Es sind wertvolle Aufschlüsse, die ich den Affichen jener Zeit zu danken habe, da die ersten Versuche gemacht wurden, das geistige Leben ausschließlich auf die Bezugsquellen des äußeren Lebens zu lenken. Denn immer deutlicher wurde das Bestreben, dem Betrachter, dessen Denken von höheren Interessen abgelenkt war, einen vollgültigen Ersatz in den Plakaten selbst zu bieten. Die geistigen Werte, von denen er scheinbar entwöhnt wurde, sollte er eben dort wiederfinden, wo er sie am wenigsten vermutete, und umso größer musste seine Überraschung sein, die Schuhwichse, deren Beachtung er eben noch Kunst und Literatur geopfert hatte, just in Verbindung mit diesen unentbehrlichen Lebensgütern anzutreffen. Als ob man einen lieben Bekannten, von dem man sich in Europa verabschiedet hat, in Amerika wiedersähe: man kann sich vor Staunen nicht fassen und bleibt umso lieber, weil die unverhoffte Gesellschaft zur Empfehlung der Gegend beiträgt. Bis dahin war also die Erkenntnis von der Zweckdienlichkeit und Billigkeit eines Hosenstreckers eine Angelegenheit, die mit der Malerei, mit der Spruchweisheit, mit dem Gefühlsleben nichts zu schaffen hatte. Wenn wir aber den Hosenstrecker in der Verpackung künstlerischer oder geistiger Werte erhalten, warum sollten wirs nicht zufrieden sein? Warum sollten wir zwei Wege machen, wenn die Seligkeit auf einem zu erreichen ist? Warum sollten wir für kulturelle Ideale zahlen, die als Emballage für einen Hosenstrecker nicht einen Pfennig kosten! Aber mag immerhin bei der Monopolisierung der Lebensgüter durch den Kaufmann die bildende Kunst noch da und dort die Freiheit behaupten, selbst Ware zu sein, anstatt der Ware zu dienen. Dass das Wort des Schriftstellers seine Berechtigung außerhalb der industriellen Reklame verlieren wird, scheint gewiss. Nicht als ob das geistige Leben eine Verdrängung durch die merkantilen Interessen zu befürchten hätte; aber es wird aus seiner brotlosen Beschaulichkeit zu einem sozialen Beruf geführt werden, und manche artistische Begabung, die im Nebel undankbarer Probleme erstickt wäre, wird leben, um der Überzeugung zu dienen, dass »für die Ewigkeit« bloß ein Essbesteck geschaffen sei und noch dazu staunend billig zu haben.

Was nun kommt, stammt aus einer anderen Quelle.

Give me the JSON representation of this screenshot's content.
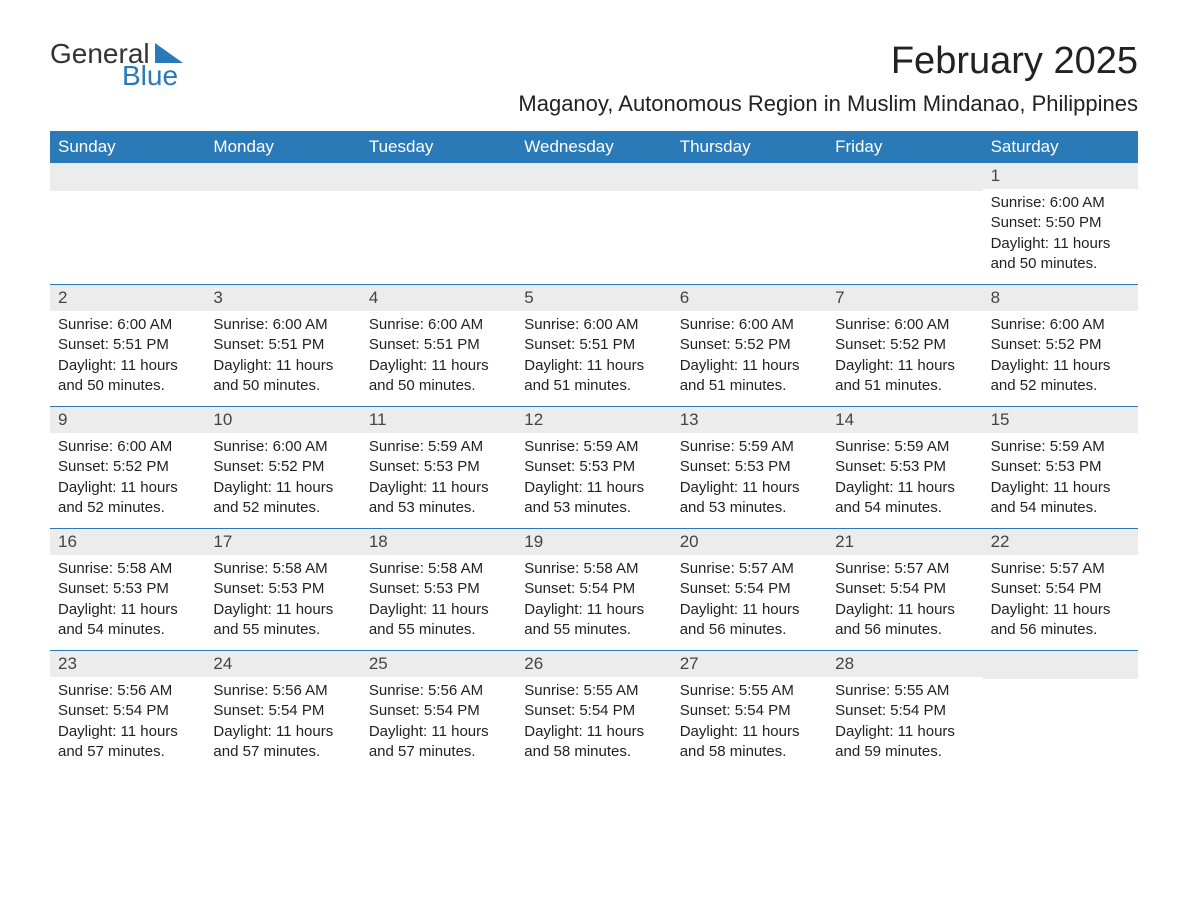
{
  "logo": {
    "general": "General",
    "blue": "Blue",
    "shape_color": "#2a7ab8"
  },
  "title": "February 2025",
  "location": "Maganoy, Autonomous Region in Muslim Mindanao, Philippines",
  "colors": {
    "header_bg": "#2a7ab8",
    "header_text": "#ffffff",
    "daynum_bg": "#ececec",
    "text": "#222222",
    "rule": "#2a7ab8"
  },
  "typography": {
    "title_fontsize": 38,
    "location_fontsize": 22,
    "weekday_fontsize": 17,
    "daynum_fontsize": 17,
    "body_fontsize": 15
  },
  "layout": {
    "columns": 7,
    "rows": 5
  },
  "weekdays": [
    "Sunday",
    "Monday",
    "Tuesday",
    "Wednesday",
    "Thursday",
    "Friday",
    "Saturday"
  ],
  "weeks": [
    [
      null,
      null,
      null,
      null,
      null,
      null,
      {
        "n": "1",
        "sunrise": "Sunrise: 6:00 AM",
        "sunset": "Sunset: 5:50 PM",
        "daylight": "Daylight: 11 hours and 50 minutes."
      }
    ],
    [
      {
        "n": "2",
        "sunrise": "Sunrise: 6:00 AM",
        "sunset": "Sunset: 5:51 PM",
        "daylight": "Daylight: 11 hours and 50 minutes."
      },
      {
        "n": "3",
        "sunrise": "Sunrise: 6:00 AM",
        "sunset": "Sunset: 5:51 PM",
        "daylight": "Daylight: 11 hours and 50 minutes."
      },
      {
        "n": "4",
        "sunrise": "Sunrise: 6:00 AM",
        "sunset": "Sunset: 5:51 PM",
        "daylight": "Daylight: 11 hours and 50 minutes."
      },
      {
        "n": "5",
        "sunrise": "Sunrise: 6:00 AM",
        "sunset": "Sunset: 5:51 PM",
        "daylight": "Daylight: 11 hours and 51 minutes."
      },
      {
        "n": "6",
        "sunrise": "Sunrise: 6:00 AM",
        "sunset": "Sunset: 5:52 PM",
        "daylight": "Daylight: 11 hours and 51 minutes."
      },
      {
        "n": "7",
        "sunrise": "Sunrise: 6:00 AM",
        "sunset": "Sunset: 5:52 PM",
        "daylight": "Daylight: 11 hours and 51 minutes."
      },
      {
        "n": "8",
        "sunrise": "Sunrise: 6:00 AM",
        "sunset": "Sunset: 5:52 PM",
        "daylight": "Daylight: 11 hours and 52 minutes."
      }
    ],
    [
      {
        "n": "9",
        "sunrise": "Sunrise: 6:00 AM",
        "sunset": "Sunset: 5:52 PM",
        "daylight": "Daylight: 11 hours and 52 minutes."
      },
      {
        "n": "10",
        "sunrise": "Sunrise: 6:00 AM",
        "sunset": "Sunset: 5:52 PM",
        "daylight": "Daylight: 11 hours and 52 minutes."
      },
      {
        "n": "11",
        "sunrise": "Sunrise: 5:59 AM",
        "sunset": "Sunset: 5:53 PM",
        "daylight": "Daylight: 11 hours and 53 minutes."
      },
      {
        "n": "12",
        "sunrise": "Sunrise: 5:59 AM",
        "sunset": "Sunset: 5:53 PM",
        "daylight": "Daylight: 11 hours and 53 minutes."
      },
      {
        "n": "13",
        "sunrise": "Sunrise: 5:59 AM",
        "sunset": "Sunset: 5:53 PM",
        "daylight": "Daylight: 11 hours and 53 minutes."
      },
      {
        "n": "14",
        "sunrise": "Sunrise: 5:59 AM",
        "sunset": "Sunset: 5:53 PM",
        "daylight": "Daylight: 11 hours and 54 minutes."
      },
      {
        "n": "15",
        "sunrise": "Sunrise: 5:59 AM",
        "sunset": "Sunset: 5:53 PM",
        "daylight": "Daylight: 11 hours and 54 minutes."
      }
    ],
    [
      {
        "n": "16",
        "sunrise": "Sunrise: 5:58 AM",
        "sunset": "Sunset: 5:53 PM",
        "daylight": "Daylight: 11 hours and 54 minutes."
      },
      {
        "n": "17",
        "sunrise": "Sunrise: 5:58 AM",
        "sunset": "Sunset: 5:53 PM",
        "daylight": "Daylight: 11 hours and 55 minutes."
      },
      {
        "n": "18",
        "sunrise": "Sunrise: 5:58 AM",
        "sunset": "Sunset: 5:53 PM",
        "daylight": "Daylight: 11 hours and 55 minutes."
      },
      {
        "n": "19",
        "sunrise": "Sunrise: 5:58 AM",
        "sunset": "Sunset: 5:54 PM",
        "daylight": "Daylight: 11 hours and 55 minutes."
      },
      {
        "n": "20",
        "sunrise": "Sunrise: 5:57 AM",
        "sunset": "Sunset: 5:54 PM",
        "daylight": "Daylight: 11 hours and 56 minutes."
      },
      {
        "n": "21",
        "sunrise": "Sunrise: 5:57 AM",
        "sunset": "Sunset: 5:54 PM",
        "daylight": "Daylight: 11 hours and 56 minutes."
      },
      {
        "n": "22",
        "sunrise": "Sunrise: 5:57 AM",
        "sunset": "Sunset: 5:54 PM",
        "daylight": "Daylight: 11 hours and 56 minutes."
      }
    ],
    [
      {
        "n": "23",
        "sunrise": "Sunrise: 5:56 AM",
        "sunset": "Sunset: 5:54 PM",
        "daylight": "Daylight: 11 hours and 57 minutes."
      },
      {
        "n": "24",
        "sunrise": "Sunrise: 5:56 AM",
        "sunset": "Sunset: 5:54 PM",
        "daylight": "Daylight: 11 hours and 57 minutes."
      },
      {
        "n": "25",
        "sunrise": "Sunrise: 5:56 AM",
        "sunset": "Sunset: 5:54 PM",
        "daylight": "Daylight: 11 hours and 57 minutes."
      },
      {
        "n": "26",
        "sunrise": "Sunrise: 5:55 AM",
        "sunset": "Sunset: 5:54 PM",
        "daylight": "Daylight: 11 hours and 58 minutes."
      },
      {
        "n": "27",
        "sunrise": "Sunrise: 5:55 AM",
        "sunset": "Sunset: 5:54 PM",
        "daylight": "Daylight: 11 hours and 58 minutes."
      },
      {
        "n": "28",
        "sunrise": "Sunrise: 5:55 AM",
        "sunset": "Sunset: 5:54 PM",
        "daylight": "Daylight: 11 hours and 59 minutes."
      },
      null
    ]
  ]
}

Als man anfing, das geistige Leben in die Welt der Plakate zu verbannen, habe ich vor Planken und Annoncentafeln kaum eine Lernstunde versäumt. Und lange ehe ich das Wesen des Plakats als die Empfehlung einer Ware erkannte, empfand ich es als eine Warnung vor dem Leben. Ich wusste bald um den Stand des Geistes Bescheid. Mit der Offenbarungskraft eines Erlebnisses wirkte es auf mich, als ich einmal in einem Schaufenster die Darstellung zweier Männer sah, deren einer sich mit seiner Kravatte plagte, während der andere triumphierend danebenstehend, auf ein fertiges Werk zeigte und schadenfroh ausrief: »Aber lieber Freund, warum ärgern Sie sich so? Kaufen Sie sich Pollitzers Kragenhalter, der hält Ihnen Kragen und Kravatte fest!« Dass die Menschheit einen Anschauungsunterricht in diesem Punkte nötig habe, bedachte ich nicht. Ich nahm vielmehr an, dass es eine realistische Darstellung sei, dass in der guten Gesellschaft täglich solche Dialoge geführt werden und dass es viele Menschen geben müsse, deren Zentrum jenes Problem ist und deren Leben bloß einen Vorwand bedeutet, um den endlichen Zusammenschluss von Kragen und Kravatte zu erreichen. Und plötzlich sah ich es auf der Straße von solchen Leuten wimmeln, überall sah ich diese Gesichter, den verdrossenen Kämpfer und den fröhlichen Sieger des Lebens, ich lernte den Choleriker vom Sanguiniker unterscheiden, wiewohl beide einen aufgewichsten Schnurrbart und Schnabelschuhe hatten. Den ersten, entscheidenden Eindruck von einer Menschheit also, die in ihrer überwiegenden Majorität aus Ladenschwengeln besteht, empfing ich von jenem Bilde, und mit einemmale war ich es, vor dem sie sich alle zu der Frage einigten: Aber lieber Freund, warum ärgern Sie sich so? …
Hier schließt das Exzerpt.